Sir: I was delighted to see in the letters from your correspondents N. D. Martin-Clark and George Huxley (28 December) that an element of common sense isemerging concerning the Irish question. As far as I know, no military or paramilitary organisation that has not been defeated in battle has ever handed over weapons prior to talks on future arrangements, and I see no reason why Sinn Fein should be an exception.
The essential requirement is to start talking - failure to do so will result in a squandered opportunity to explore the possibilities of a lasting peace - probably the best opportunity for a lifetime.

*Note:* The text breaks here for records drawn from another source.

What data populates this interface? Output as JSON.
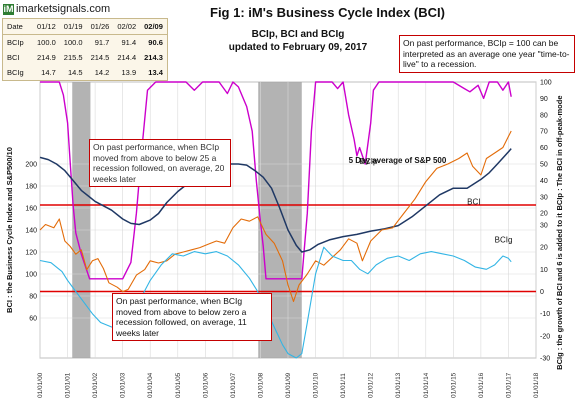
{
  "logo_text": "imarketsignals.com",
  "logo_mark": "iM",
  "title": "Fig 1:  iM's Business Cycle Index (BCI)",
  "subtitle_line1": "BCIp, BCI and BCIg",
  "subtitle_line2": "updated to February 09, 2017",
  "top_note": "On past performance, BCIp = 100 can be interpreted as an average one year \"time-to-live\" to a recession.",
  "note1": "On past performance,  when BCIp moved from above to below 25 a recession followed, on average, 20 weeks later",
  "note2": "On past performance,  when BCIg moved from above to below zero a recession followed, on average, 11 weeks later",
  "table": {
    "header": [
      "Date",
      "01/12",
      "01/19",
      "01/26",
      "02/02",
      "02/09"
    ],
    "rows": [
      {
        "label": "BCIp",
        "values": [
          "100.0",
          "100.0",
          "91.7",
          "91.4",
          "90.6"
        ]
      },
      {
        "label": "BCI",
        "values": [
          "214.9",
          "215.5",
          "214.5",
          "214.4",
          "214.3"
        ]
      },
      {
        "label": "BCIg",
        "values": [
          "14.7",
          "14.5",
          "14.2",
          "13.9",
          "13.4"
        ]
      }
    ]
  },
  "colors": {
    "bcip": "#cc00cc",
    "bci": "#1f3864",
    "bcig": "#33b5e5",
    "sp500": "#e36c09",
    "recession": "#a6a6a6",
    "threshold": "#e00000",
    "grid": "#d9d9d9"
  },
  "chart_data": {
    "type": "line",
    "x_tick_labels": [
      "01/01/00",
      "01/01/01",
      "01/01/02",
      "01/01/03",
      "01/01/04",
      "01/01/05",
      "01/01/06",
      "01/01/07",
      "01/01/08",
      "01/01/09",
      "01/01/10",
      "01/01/11",
      "01/01/12",
      "01/01/13",
      "01/01/14",
      "01/01/15",
      "01/01/16",
      "01/01/17",
      "01/01/18"
    ],
    "x_range": [
      2000.0,
      2018.0
    ],
    "left_axis": {
      "label": "BCI : the Business Cycle Index and S&P500/10",
      "range": [
        20,
        240
      ],
      "ticks": [
        60,
        80,
        100,
        120,
        140,
        160,
        180,
        200
      ]
    },
    "right_axis_upper": {
      "label": "BCIp : The BCI in off-peak-mode",
      "range": [
        -20,
        100
      ],
      "ticks": [
        0,
        10,
        20,
        30,
        40,
        50,
        60,
        70,
        80,
        90,
        100
      ]
    },
    "right_axis_lower": {
      "label": "BCIg : the growth of BCI and 6 is added to it",
      "range": [
        -30,
        30
      ],
      "ticks": [
        -30,
        -20,
        -10,
        0,
        10,
        20,
        30
      ]
    },
    "recessions": [
      [
        2001.17,
        2001.83
      ],
      [
        2007.92,
        2009.5
      ]
    ],
    "threshold_lines": [
      {
        "axis": "right_upper",
        "value": 25
      },
      {
        "axis": "right_lower",
        "value": 0
      }
    ],
    "annotations": [
      {
        "text": "BCIp",
        "x": 2011.6,
        "y_axis": "right_upper",
        "y": 50
      },
      {
        "text": "5 Day average of  S&P 500",
        "x": 2011.2,
        "y_axis": "left",
        "y": 201
      },
      {
        "text": "BCI",
        "x": 2015.5,
        "y_axis": "left",
        "y": 163
      },
      {
        "text": "BCIg",
        "x": 2016.5,
        "y_axis": "right_lower",
        "y": 22
      }
    ],
    "series": [
      {
        "name": "BCIp",
        "axis": "right_upper",
        "x": [
          2000.0,
          2000.4,
          2000.7,
          2000.85,
          2001.0,
          2001.1,
          2001.2,
          2001.3,
          2001.5,
          2001.8,
          2002.0,
          2002.5,
          2003.0,
          2003.3,
          2003.5,
          2003.7,
          2003.9,
          2004.2,
          2004.5,
          2004.8,
          2005.0,
          2005.3,
          2005.6,
          2005.9,
          2006.2,
          2006.5,
          2006.8,
          2007.0,
          2007.2,
          2007.5,
          2007.7,
          2007.85,
          2008.0,
          2008.1,
          2008.2,
          2008.35,
          2008.5,
          2008.7,
          2009.0,
          2009.3,
          2009.5,
          2009.7,
          2009.85,
          2010.0,
          2010.3,
          2010.6,
          2010.8,
          2011.0,
          2011.2,
          2011.4,
          2011.5,
          2011.6,
          2011.8,
          2012.0,
          2012.1,
          2012.3,
          2012.6,
          2013.0,
          2013.5,
          2014.0,
          2014.5,
          2015.0,
          2015.4,
          2015.6,
          2015.9,
          2016.1,
          2016.3,
          2016.6,
          2016.8,
          2017.0,
          2017.1
        ],
        "values": [
          100,
          100,
          100,
          92,
          75,
          50,
          25,
          8,
          -5,
          -20,
          -20,
          -20,
          -20,
          -10,
          20,
          60,
          95,
          100,
          100,
          100,
          100,
          100,
          95,
          100,
          100,
          100,
          93,
          100,
          97,
          85,
          70,
          40,
          15,
          0,
          -20,
          -20,
          -20,
          -20,
          -20,
          -20,
          -20,
          20,
          70,
          100,
          100,
          100,
          96,
          100,
          80,
          65,
          55,
          60,
          50,
          75,
          95,
          100,
          100,
          100,
          100,
          100,
          100,
          100,
          96,
          94,
          98,
          90,
          100,
          100,
          95,
          100,
          91
        ]
      },
      {
        "name": "BCI",
        "axis": "left",
        "x": [
          2000.0,
          2000.3,
          2000.6,
          2000.9,
          2001.2,
          2001.5,
          2001.8,
          2002.0,
          2002.3,
          2002.6,
          2003.0,
          2003.3,
          2003.6,
          2004.0,
          2004.3,
          2004.6,
          2005.0,
          2005.5,
          2006.0,
          2006.4,
          2006.8,
          2007.2,
          2007.5,
          2007.8,
          2008.1,
          2008.4,
          2008.7,
          2009.0,
          2009.3,
          2009.5,
          2009.8,
          2010.1,
          2010.5,
          2011.0,
          2011.5,
          2012.0,
          2012.5,
          2013.0,
          2013.5,
          2014.0,
          2014.5,
          2015.0,
          2015.5,
          2016.0,
          2016.3,
          2016.6,
          2017.0,
          2017.1
        ],
        "values": [
          206,
          204,
          200,
          194,
          185,
          176,
          170,
          166,
          162,
          158,
          150,
          146,
          145,
          149,
          155,
          165,
          175,
          185,
          192,
          198,
          200,
          200,
          199,
          194,
          188,
          178,
          160,
          140,
          126,
          120,
          122,
          127,
          131,
          134,
          136,
          139,
          141,
          144,
          152,
          162,
          172,
          178,
          178,
          186,
          192,
          200,
          211,
          214
        ]
      },
      {
        "name": "5 Day average of  S&P 500",
        "axis": "left",
        "x": [
          2000.0,
          2000.2,
          2000.5,
          2000.7,
          2000.9,
          2001.1,
          2001.3,
          2001.5,
          2001.7,
          2001.9,
          2002.1,
          2002.3,
          2002.5,
          2002.8,
          2003.0,
          2003.2,
          2003.5,
          2003.8,
          2004.0,
          2004.3,
          2004.6,
          2004.9,
          2005.2,
          2005.5,
          2005.8,
          2006.1,
          2006.4,
          2006.7,
          2007.0,
          2007.3,
          2007.6,
          2007.9,
          2008.2,
          2008.5,
          2008.8,
          2009.0,
          2009.2,
          2009.4,
          2009.7,
          2010.0,
          2010.3,
          2010.6,
          2010.9,
          2011.2,
          2011.5,
          2011.7,
          2012.0,
          2012.4,
          2012.8,
          2013.2,
          2013.6,
          2014.0,
          2014.4,
          2014.8,
          2015.2,
          2015.5,
          2015.7,
          2016.0,
          2016.2,
          2016.5,
          2016.8,
          2017.0,
          2017.1
        ],
        "values": [
          140,
          145,
          142,
          150,
          130,
          125,
          118,
          122,
          104,
          112,
          114,
          105,
          92,
          88,
          84,
          86,
          99,
          104,
          112,
          110,
          112,
          118,
          120,
          122,
          124,
          127,
          130,
          128,
          142,
          150,
          148,
          152,
          136,
          128,
          112,
          90,
          75,
          90,
          100,
          112,
          108,
          115,
          122,
          132,
          128,
          112,
          130,
          140,
          142,
          155,
          168,
          184,
          196,
          200,
          205,
          210,
          198,
          190,
          205,
          210,
          215,
          225,
          230
        ]
      },
      {
        "name": "BCIg",
        "axis": "right_lower",
        "x": [
          2000.0,
          2000.4,
          2000.8,
          2001.0,
          2001.3,
          2001.6,
          2001.9,
          2002.2,
          2002.6,
          2003.0,
          2003.4,
          2003.7,
          2004.0,
          2004.4,
          2004.8,
          2005.2,
          2005.6,
          2006.0,
          2006.4,
          2006.8,
          2007.2,
          2007.6,
          2007.9,
          2008.2,
          2008.5,
          2008.8,
          2009.0,
          2009.3,
          2009.5,
          2009.7,
          2010.0,
          2010.3,
          2010.6,
          2011.0,
          2011.3,
          2011.6,
          2011.9,
          2012.2,
          2012.6,
          2013.0,
          2013.4,
          2013.8,
          2014.2,
          2014.6,
          2015.0,
          2015.4,
          2015.8,
          2016.2,
          2016.5,
          2016.8,
          2017.0,
          2017.1
        ],
        "values": [
          14,
          13,
          9,
          5,
          0,
          -5,
          -10,
          -14,
          -16,
          -16,
          -10,
          -2,
          5,
          12,
          17,
          16,
          18,
          17,
          18,
          16,
          12,
          6,
          0,
          -8,
          -16,
          -24,
          -28,
          -30,
          -28,
          -14,
          8,
          20,
          16,
          14,
          14,
          10,
          8,
          12,
          15,
          16,
          14,
          17,
          18,
          17,
          16,
          14,
          11,
          10,
          12,
          16,
          15,
          13.4
        ]
      }
    ]
  }
}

The Unionists should, of course, be persuaded to join any such meeting, but if they felt unable to do so, tentative discussion should still take place between the British government and Sinn Fein. I suspect that if the Unionists saw that topics affecting their lives might be mentioned in their absence, they would find that they were able to attend after all - if only to disrupt the proceedings - and this would be preferable to the present slow and certain death of the whole peace concept.
Your columnist Andrew Marr ("Now for the year when the lull breaks", 28 December) writes that the present Irish peace is a form of desirable waiting - a lull. But it seems that his normal political insight does not enable him to see that just waiting is bound to destroy all the hopes of all right-minded Irish people.
No one knows if such talks could be successful - but it will be a tragedy if no one takes the trouble to find out.